We arrived at Caen, a noble and beautiful town, situate on the river Orne, which passes quite through it, the two sides of the town joined only by a bridge of one entire arch. We lay at the Angel, where we were very well used, the place being abundantly furnished with provisions, at a cheap rate. The most considerable object is the great Abbey and Church, large and rich, built after the Gothic manner, having two spires and middle lantern at the west end, all of stone. The choir round and large, in the center whereof elevated on a square, handsome, but plain sepulcher ((This was a second tomb, erected circa 1626, which had replaced an earlier one, and only contained a thigh-bone of the Conqueror. “In 1742, this second tomb, being considered to be in the way of the services of the church, was removed to another part of the choir, where it was destroyed and rifled in 1793, when the one remaining fragment of the body of William was lost for ever” (Hare’s North-Western France, 1895, 116). )) , is this inscription:

“Hoc sepulchrum invictissimi juxta et clementissimi conquestoris, Gulielmi, dum viverat Anglorum Regis, Normannorum Cenomannorumque Principis, hujus insignis Abbatiae piissimi Fundatoris: Cum anno 1562 vesano hæreticorum furore direptum fuisset, pio tandem nobilium ejusdem Abbatiae religiosorum gratitudinis sensu in tam beneficum largitorem, instauratum fuit, aº D’ni 1642. D’no Johanne de Bailhache Assætorii proto priore. D.D.014”

On the other side are these monkish rhymes:

“Qui rexit rigidos Northmannos, atq. Britannos
Audacter vicit, fortiter obtinuit,
Et Cenomanensis virtute coërcuit ensis,
Imperiique sui Legibus applicuit.
Rex magnus parvâ jacet hâc Gulielm’ in Urnâ,
Sufficit et magno parva domus Domino.
Ter septem gradibus te volverat atq. duobus
Virginis in gremio Phœbus, et hic obiit.”

We went to the castle, which is strong and fair, and so is the town-house, built on the bridge which unites the two towns. Here are schools and an University for the Jurists.
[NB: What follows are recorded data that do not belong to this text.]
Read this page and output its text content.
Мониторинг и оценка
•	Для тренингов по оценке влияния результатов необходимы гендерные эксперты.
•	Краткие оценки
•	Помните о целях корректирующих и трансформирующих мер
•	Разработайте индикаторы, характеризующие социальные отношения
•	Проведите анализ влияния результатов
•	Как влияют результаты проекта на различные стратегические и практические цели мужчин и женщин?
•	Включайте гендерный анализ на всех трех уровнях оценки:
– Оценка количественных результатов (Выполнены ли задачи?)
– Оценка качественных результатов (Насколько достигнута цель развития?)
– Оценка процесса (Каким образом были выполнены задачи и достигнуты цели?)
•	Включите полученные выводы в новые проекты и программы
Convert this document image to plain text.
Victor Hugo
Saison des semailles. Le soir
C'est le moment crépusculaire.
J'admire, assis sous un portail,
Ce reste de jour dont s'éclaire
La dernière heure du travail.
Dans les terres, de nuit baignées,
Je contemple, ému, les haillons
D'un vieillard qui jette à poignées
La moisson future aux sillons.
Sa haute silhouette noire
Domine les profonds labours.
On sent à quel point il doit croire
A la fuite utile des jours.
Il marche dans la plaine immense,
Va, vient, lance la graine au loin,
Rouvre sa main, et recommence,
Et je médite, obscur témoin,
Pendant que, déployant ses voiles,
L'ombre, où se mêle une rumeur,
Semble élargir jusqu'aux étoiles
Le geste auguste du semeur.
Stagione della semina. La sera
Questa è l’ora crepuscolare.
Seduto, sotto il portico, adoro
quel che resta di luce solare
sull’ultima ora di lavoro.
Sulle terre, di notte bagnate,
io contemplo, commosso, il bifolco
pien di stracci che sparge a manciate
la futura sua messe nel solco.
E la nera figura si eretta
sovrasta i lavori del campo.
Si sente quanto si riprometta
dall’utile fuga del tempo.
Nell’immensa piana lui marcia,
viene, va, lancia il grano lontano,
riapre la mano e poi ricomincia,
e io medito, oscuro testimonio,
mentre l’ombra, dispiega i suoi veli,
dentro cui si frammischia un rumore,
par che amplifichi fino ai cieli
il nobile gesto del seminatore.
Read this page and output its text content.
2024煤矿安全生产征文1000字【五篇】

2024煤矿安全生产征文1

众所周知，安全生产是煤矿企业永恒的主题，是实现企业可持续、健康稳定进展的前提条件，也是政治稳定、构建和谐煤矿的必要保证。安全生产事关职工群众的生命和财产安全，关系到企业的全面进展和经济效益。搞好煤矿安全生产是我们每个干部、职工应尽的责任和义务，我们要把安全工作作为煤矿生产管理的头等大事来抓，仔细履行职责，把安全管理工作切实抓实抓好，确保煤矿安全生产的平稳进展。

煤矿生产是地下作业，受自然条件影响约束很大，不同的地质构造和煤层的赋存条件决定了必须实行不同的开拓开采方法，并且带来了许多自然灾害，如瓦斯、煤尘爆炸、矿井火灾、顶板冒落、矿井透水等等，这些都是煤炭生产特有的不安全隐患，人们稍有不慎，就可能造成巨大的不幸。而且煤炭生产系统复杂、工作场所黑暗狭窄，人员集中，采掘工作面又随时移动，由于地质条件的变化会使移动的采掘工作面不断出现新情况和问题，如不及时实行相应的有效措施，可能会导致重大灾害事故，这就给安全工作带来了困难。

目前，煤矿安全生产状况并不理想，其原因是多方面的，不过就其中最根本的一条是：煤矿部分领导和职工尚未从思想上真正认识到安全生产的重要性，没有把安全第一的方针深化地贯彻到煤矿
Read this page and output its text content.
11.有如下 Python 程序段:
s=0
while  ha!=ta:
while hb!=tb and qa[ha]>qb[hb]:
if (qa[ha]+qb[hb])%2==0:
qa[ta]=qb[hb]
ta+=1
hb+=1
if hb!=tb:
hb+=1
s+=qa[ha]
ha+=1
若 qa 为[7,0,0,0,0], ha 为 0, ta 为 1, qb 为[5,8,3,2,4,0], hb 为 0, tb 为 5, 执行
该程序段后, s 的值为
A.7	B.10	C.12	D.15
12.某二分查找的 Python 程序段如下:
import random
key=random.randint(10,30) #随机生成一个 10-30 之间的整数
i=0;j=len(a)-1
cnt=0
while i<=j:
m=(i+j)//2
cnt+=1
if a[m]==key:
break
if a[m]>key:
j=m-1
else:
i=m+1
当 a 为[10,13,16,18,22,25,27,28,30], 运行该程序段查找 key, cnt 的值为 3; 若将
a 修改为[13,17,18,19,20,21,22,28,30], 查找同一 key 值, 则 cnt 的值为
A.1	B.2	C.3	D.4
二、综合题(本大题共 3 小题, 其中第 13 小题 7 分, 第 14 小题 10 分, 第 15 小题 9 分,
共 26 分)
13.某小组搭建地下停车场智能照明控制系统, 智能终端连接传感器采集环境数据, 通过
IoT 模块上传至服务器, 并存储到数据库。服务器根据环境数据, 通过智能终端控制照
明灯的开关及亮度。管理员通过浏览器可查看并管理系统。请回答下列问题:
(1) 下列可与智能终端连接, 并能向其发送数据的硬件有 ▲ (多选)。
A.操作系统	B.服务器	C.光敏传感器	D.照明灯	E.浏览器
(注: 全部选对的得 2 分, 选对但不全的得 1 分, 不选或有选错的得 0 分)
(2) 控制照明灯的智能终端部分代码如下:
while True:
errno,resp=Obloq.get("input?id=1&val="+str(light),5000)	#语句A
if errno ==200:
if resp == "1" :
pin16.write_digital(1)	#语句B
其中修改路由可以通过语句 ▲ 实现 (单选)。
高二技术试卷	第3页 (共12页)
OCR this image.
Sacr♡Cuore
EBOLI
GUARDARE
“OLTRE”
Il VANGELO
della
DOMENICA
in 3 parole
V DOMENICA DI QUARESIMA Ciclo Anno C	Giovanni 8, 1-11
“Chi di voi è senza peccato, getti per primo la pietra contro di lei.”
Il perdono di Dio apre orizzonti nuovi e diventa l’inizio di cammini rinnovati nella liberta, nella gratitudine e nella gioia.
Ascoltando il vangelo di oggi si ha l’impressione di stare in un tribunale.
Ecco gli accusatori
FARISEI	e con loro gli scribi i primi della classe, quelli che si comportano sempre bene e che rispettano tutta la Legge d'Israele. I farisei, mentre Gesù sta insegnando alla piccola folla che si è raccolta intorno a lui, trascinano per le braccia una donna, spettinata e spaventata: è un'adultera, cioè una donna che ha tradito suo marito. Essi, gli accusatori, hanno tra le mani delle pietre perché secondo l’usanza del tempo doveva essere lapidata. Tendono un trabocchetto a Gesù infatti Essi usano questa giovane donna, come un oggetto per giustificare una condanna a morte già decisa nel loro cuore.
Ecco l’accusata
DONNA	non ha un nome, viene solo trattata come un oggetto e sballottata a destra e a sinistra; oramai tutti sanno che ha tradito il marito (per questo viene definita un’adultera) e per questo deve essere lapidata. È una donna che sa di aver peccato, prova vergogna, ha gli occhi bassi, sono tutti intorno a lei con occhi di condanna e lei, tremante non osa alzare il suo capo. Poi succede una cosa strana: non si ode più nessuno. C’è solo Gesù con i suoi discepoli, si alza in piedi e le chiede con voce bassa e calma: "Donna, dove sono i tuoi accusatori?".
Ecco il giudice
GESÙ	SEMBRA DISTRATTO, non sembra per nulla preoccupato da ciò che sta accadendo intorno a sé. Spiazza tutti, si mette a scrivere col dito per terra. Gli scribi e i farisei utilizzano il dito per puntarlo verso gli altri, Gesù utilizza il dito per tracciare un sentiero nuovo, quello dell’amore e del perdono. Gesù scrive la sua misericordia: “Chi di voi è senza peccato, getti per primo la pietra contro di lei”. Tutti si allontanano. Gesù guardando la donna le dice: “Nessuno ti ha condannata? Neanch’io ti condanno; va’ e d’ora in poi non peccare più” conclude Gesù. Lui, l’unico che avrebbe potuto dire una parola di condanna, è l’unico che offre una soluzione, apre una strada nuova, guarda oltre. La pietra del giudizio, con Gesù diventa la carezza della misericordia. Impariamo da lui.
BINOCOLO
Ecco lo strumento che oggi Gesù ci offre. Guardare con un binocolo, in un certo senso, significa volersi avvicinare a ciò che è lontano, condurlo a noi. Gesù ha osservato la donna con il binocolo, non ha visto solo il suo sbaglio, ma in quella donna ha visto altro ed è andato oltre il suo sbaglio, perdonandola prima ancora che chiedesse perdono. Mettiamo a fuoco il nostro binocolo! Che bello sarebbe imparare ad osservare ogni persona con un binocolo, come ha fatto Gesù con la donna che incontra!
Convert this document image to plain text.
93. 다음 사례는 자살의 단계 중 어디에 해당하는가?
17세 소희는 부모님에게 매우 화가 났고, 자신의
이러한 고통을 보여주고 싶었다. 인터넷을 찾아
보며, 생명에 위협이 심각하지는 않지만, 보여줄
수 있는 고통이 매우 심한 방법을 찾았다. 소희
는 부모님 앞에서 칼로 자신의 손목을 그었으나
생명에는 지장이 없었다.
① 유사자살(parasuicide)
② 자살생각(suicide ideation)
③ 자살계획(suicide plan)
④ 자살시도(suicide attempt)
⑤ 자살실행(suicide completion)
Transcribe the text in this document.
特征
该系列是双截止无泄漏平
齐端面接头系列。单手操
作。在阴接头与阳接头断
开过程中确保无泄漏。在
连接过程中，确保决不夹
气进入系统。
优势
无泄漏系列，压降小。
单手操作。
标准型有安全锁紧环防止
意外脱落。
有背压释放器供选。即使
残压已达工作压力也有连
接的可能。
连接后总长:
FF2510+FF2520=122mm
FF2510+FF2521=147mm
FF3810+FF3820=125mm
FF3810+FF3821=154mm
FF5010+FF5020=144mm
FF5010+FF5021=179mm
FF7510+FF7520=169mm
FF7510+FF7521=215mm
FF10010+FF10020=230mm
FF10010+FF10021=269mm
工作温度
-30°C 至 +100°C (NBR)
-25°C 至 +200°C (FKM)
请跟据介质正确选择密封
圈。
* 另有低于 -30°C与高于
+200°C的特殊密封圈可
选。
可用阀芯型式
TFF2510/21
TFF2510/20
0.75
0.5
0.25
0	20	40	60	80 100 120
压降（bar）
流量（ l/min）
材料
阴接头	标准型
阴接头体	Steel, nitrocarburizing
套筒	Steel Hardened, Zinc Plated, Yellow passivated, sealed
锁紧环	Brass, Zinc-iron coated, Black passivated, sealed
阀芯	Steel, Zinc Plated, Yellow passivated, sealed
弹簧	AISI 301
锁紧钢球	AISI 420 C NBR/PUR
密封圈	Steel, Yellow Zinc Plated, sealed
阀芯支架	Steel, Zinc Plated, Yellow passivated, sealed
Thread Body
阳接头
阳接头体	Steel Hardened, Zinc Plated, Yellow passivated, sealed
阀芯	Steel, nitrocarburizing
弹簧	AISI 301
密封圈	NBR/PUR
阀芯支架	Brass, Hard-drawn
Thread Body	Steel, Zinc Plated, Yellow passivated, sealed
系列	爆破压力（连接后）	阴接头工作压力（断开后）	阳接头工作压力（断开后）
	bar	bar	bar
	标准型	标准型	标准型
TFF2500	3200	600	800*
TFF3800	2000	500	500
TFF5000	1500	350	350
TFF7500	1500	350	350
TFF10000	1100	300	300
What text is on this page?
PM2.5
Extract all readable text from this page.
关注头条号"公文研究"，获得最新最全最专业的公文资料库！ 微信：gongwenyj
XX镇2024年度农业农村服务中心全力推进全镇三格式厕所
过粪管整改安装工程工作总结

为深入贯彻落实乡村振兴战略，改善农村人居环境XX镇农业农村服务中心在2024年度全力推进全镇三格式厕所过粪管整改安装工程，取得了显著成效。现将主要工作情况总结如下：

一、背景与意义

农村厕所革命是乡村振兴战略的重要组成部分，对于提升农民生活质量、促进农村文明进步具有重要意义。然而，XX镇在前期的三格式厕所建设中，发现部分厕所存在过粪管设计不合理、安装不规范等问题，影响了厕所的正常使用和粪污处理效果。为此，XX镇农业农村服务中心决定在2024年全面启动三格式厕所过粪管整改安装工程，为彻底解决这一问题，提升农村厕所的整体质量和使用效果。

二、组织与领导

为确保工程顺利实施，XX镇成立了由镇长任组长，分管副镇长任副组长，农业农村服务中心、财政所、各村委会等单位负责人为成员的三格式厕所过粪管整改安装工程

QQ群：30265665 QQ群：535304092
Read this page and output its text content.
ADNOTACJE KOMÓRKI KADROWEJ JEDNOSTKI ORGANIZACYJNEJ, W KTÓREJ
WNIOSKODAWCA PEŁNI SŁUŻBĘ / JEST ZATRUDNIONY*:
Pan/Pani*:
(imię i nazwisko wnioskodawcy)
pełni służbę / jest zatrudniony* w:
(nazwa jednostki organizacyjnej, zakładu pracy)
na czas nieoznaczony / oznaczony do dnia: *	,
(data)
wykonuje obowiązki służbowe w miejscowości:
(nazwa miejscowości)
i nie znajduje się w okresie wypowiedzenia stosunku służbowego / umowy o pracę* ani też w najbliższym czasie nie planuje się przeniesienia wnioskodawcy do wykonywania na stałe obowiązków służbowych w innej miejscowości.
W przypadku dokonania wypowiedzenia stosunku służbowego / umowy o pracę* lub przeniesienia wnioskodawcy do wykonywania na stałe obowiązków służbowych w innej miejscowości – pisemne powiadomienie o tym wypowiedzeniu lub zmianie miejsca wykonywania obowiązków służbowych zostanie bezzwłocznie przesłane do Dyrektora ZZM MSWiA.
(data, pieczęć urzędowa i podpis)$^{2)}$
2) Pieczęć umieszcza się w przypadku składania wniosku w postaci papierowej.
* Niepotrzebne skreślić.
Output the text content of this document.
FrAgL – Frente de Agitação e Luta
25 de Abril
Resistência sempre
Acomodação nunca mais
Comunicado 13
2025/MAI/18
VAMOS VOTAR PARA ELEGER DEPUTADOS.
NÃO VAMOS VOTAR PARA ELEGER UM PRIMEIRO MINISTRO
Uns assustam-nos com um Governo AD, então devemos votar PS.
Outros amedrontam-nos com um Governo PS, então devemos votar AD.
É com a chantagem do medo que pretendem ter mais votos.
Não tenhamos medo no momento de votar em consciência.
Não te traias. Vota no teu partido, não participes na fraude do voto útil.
The whole town is handsomely built of that excellent stone ((“Caen stone or Pierre de Caen, is a light creamy-yellow Jurassic limestone quarried in northwestern France near the city of Caen” – Wikipedia)) so well known by that name in England. I was led to a pretty garden, planted with hedges of alaternus ((The Italian buckthorn or Rhamnus alaternus was planted at Sayes Court Garden see this article featuring alaternus. -GS)), having at the entrance a screen at an exceeding height, accurately cut in topiary work, with well understood architecture, consisting of pillars, niches, friezes, and other ornaments, with great curiosity; some of the columns curiously wreathed, others spiral, all according to art.